Когда он ушел, Джуди ходила по квартире и рассматривала предметы искусства, большая часть которых отражала культуру Ближнего Востока: тут были археологические артефакты, сувениры, купленные за время туристических поездок, и дорогие безделушки, какие водятся в состоятельных домах. Пока она стояла перед акварелью с пирамидами на фоне Нила, зазвонил телефон.
Джуди тут же взяла трубку:
– Алло?
На другом конце наступила короткая пауза, затем раздался щелчок – повесили трубку.
Когда Джуди отошла от стола, телефон зазвонил снова. На этот раз она ответила иначе:
– Квартира доктора Мессера, – но тот, кто звонил, снова повесил трубку.

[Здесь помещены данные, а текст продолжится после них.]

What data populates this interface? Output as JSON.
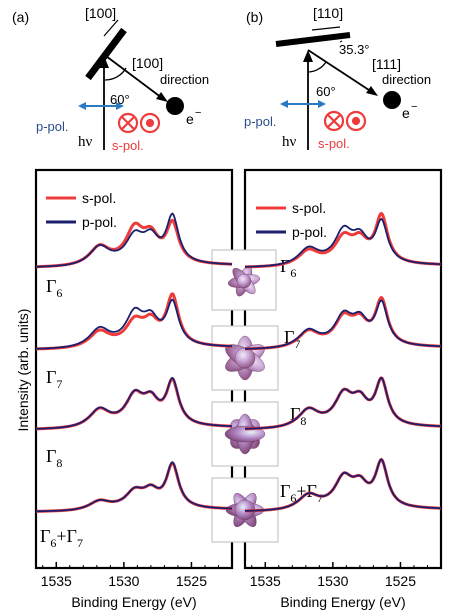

Третьего звонка не последовало. Когда Бен наконец вернулся с вином и пиццей, Джуди сказала ему о звонках, но он лишь пожал плечами:
– Если это важно, позвонят еще раз.
Они разложили картонную бумагу на кофейном столике, принесли из кухни бокалы и салфетки и приступили к трапезе.
– У вас много весьма интересных предметов, – сказала Джуди, слизывая ниточки сыра с пальцев.
– Это трофеи, которые я привез из путешествий.
– Мне нравится та картина вон там.
– Пирамиды? Да, это одна из моих любимых картин. Она навевает воспоминания. – Бен тихо рассмеялся. – Знаете, погонщики верблюдов у пирамид проделывают с туристами следующий трюк. Один из аттракционов – поездка на верблюде вокруг пирамид. Стоит всего пять пиастров. Однако пока вы скачете верхом на этом несносном животном, погонщик начинает гнуть трогательную историю о том, как вы ему понравились и ему хотелось бы в качестве подарка разрешить вам совершить еще один круг. Никто не умеет так подмазываться, как араб, и вы, естественно, соглашаетесь. Погонщик едет рядом, пока верблюд, качаясь, уводит вас в пустыню, да так далеко, что вас никто не слышит, а люди у пирамид кажутся муравьями. Тут погонщик обращается к вам, пока вы сидите верхом на его капризном верблюде, и сообщает, что обратный путь обойдется вам в пять долларов.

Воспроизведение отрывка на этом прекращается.